Greg Blackmon is a new choreographer and DanceWorks Chicago alum. DanceWorks Chicago was founded in 2007 and gives early career artists an environment where they can build a foundation and hone their artistry through training, collaboration, performances and mentoring opportunities. They also showcase work from established choreographers.
Greg recently choreographed “PACK: And for All the Lost Ones” for DanceChance, a showcase which features choreographers chosen by chance. Afterwards, his piece was taken into the DWC repertoire – marking the first time that DWC dancer has become a DWC choreographer.
“PACK: And for All the Lost Ones” will make its premiere with DWC on Sunday, November 16 at DanceMoves.
What inspired your piece “Pack: And for All the Lost Ones”?
The piece is actually about a friend of mine and former DWC dancer, Marco Antonio Huicochea Gonzalez, who passed away during his time with us. It was a really rough loss for all of us, and after a few months of reflection I decided I would like to honor him through the art form we got to share with one another. So I dropped my name into the fishbowl at Dance Chance and wound up getting selected, which allowed this idea to come to fruition.
What music did you chose for this piece?
I chose a song by an Icelandic band called Sigúr Ros, “All Alright.” I’d heard it when a friend of mine used it years before for a piece of his own and I’ve always been in love with the juxtaposition of the music’s reflective, emotional tone and its instrumental minimalism.
What style is “Pack: And for All the Lost Ones”?
I would consider the piece to be contemporary. I’ve implemented some ballet principles, but re-imagined and reconfigured them to fit more organic movement.
What is your choreographic process like?
Since I’m just starting out, I think I’ll say my process from piece to piece will be different every time. I like to believe every task– not just in dance, but in life in general– has a formula specific to itself that will breed the most success in terms of what your goals are. This piece started with me taking a lot of note from the emotional displays of animals, mainly dogs/wolves, and fusing that honesty and the body language with styles of contemporary movement that I love.
When did you find out that “Pack: And for All the Lost Ones” was going to be added to the DWC rep?
A few weeks after Julie saw the piece at Dance Chance, she asked if Matt (the other original dancer and a current DWC company member) and I would like to perform “Pack…” at the Dance for Life kickoff gala this summer, which was exciting in itself because so many people that I admire in the dance world got to see it. And then about 3 or 4 weeks after that, Julie asked if we could meet to discuss how it would work its way into the DWC repertoire.
How did you feel when found this out?
I was absolutely ecstatic! This was my first creation as a professional choreographer, and I didn’t even aspire for it to be anything more than what it was– a short, sweet dedication to a very dear friend and to the family that I’ve found in DanceWorks Chicago, as well as a sort of memorial for everyone who’s ever been lost from this world (because everyone means something to someone. And everyone is loved very dearly by someone.). And it’s grown into something that a ton of other people will get to see and hold dear to their hearts because of one idea that I had.
What did you learn during your time at DanceWorks Chicago and how has it helped you?

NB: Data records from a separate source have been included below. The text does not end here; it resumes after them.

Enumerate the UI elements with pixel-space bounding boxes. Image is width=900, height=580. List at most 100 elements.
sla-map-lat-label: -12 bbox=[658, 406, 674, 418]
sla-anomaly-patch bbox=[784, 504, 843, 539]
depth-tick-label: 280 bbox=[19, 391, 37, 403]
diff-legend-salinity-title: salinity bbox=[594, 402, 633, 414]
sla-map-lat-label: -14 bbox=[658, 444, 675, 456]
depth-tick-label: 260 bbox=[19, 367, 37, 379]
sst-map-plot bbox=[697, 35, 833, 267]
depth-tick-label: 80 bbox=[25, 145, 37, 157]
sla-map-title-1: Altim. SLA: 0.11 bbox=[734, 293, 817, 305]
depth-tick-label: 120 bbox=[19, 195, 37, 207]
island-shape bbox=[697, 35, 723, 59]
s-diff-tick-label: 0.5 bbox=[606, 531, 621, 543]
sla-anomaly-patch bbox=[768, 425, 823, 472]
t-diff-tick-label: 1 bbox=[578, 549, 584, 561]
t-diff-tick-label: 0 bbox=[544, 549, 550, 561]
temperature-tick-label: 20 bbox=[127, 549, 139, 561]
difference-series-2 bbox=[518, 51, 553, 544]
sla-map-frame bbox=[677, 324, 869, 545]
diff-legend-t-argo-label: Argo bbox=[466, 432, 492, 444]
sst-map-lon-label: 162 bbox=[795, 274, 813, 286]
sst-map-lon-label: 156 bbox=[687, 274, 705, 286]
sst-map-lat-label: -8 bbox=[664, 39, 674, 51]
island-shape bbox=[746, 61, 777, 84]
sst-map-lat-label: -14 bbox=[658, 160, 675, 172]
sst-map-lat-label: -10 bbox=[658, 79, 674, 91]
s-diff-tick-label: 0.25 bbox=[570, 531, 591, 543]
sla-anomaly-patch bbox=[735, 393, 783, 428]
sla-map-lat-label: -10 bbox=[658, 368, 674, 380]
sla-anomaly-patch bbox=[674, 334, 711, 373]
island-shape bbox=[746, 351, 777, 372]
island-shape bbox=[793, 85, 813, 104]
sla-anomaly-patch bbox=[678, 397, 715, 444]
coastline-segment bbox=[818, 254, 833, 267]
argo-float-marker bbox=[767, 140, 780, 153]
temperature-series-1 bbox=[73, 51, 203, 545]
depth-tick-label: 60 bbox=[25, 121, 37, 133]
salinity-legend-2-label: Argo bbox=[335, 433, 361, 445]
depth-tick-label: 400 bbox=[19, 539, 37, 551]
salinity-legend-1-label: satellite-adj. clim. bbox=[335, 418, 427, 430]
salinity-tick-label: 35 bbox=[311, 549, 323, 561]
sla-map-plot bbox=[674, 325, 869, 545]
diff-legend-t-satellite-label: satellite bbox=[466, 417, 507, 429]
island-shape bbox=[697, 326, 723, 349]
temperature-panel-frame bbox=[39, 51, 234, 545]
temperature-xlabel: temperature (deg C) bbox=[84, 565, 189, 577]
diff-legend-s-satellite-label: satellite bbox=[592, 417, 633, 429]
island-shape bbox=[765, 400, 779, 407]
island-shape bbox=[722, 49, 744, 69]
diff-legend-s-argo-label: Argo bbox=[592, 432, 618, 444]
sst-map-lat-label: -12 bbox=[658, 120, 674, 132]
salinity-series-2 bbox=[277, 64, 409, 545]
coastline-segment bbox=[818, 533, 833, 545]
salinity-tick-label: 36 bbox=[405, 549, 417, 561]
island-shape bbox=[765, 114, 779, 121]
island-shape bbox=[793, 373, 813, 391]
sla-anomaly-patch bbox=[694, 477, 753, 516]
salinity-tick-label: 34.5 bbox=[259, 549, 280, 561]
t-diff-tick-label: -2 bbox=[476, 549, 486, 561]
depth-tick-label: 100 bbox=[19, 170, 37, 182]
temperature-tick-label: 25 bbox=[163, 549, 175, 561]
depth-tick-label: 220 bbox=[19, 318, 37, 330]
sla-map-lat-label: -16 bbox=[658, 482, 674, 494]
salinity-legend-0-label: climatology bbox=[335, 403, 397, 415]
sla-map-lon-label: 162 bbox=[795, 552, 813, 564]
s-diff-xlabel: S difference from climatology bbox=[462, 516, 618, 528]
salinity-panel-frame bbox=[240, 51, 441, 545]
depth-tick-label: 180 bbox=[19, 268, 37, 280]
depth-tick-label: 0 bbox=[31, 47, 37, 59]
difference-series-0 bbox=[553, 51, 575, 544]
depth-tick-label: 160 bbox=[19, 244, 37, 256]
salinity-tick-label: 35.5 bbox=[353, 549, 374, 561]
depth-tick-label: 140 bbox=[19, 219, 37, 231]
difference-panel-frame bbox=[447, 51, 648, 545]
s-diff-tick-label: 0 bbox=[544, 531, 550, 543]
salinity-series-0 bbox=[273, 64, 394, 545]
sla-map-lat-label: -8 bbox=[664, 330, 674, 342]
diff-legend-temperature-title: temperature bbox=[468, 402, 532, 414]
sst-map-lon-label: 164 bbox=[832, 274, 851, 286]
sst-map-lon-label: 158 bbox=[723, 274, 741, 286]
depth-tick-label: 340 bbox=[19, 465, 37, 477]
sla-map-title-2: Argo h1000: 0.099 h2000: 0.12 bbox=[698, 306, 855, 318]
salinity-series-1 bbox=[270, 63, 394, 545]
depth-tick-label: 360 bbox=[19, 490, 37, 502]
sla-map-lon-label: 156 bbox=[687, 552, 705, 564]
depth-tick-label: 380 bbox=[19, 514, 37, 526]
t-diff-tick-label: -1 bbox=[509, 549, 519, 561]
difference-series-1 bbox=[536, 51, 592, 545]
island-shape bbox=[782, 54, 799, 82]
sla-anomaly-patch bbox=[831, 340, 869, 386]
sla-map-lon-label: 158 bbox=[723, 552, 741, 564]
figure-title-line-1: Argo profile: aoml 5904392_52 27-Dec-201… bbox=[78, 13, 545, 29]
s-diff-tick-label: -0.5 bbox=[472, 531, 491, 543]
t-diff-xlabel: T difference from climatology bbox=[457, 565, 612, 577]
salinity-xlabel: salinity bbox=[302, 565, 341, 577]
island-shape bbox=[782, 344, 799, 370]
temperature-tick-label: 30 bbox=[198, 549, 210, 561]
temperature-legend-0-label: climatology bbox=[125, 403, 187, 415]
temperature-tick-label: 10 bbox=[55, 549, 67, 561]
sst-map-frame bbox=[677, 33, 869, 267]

I could write a book on everything that I’ve learned here. One of the most important things is that you really are a person first and THEN an artist. I think a lot of dancers can get really caught up in the idea of this art form we dedicate our lives to and all of the prestige surrounding the mental and physical dedication it takes, and we forget that we have to be people inside of the movement. Otherwise, you’re just someone else who can throw a leg up or point your foot and pretend to say something, or imply an idea, but never really say anything…never really give it meaning.
I’ve also learned to be more patient and a bit less of a perfectionist. I’ll never forget Julie Nakagawa pulling me aside one day while we were on your and telling me “Just do the work. Don’t fuss or obsess about the mistakes. Just… do… the work. That’s really all anyone can ask of you. But you have to really do it.”
What are some of your dance goals and dreams for the future?
I think my biggest dream for the future is to continue exploring movement and manifesting both my own ideas and the ideas of others through dance. It’s so much fun translating something as abstract as a simple thought into something as tangible as dance. And I love knowing that the things I can put on a stage will touch each audience member in a way that’s unique to them and their experience, because that’s what art does. It stirs people in a multitude of ways and the beauty of it lies in the undeniable sincerity of their response.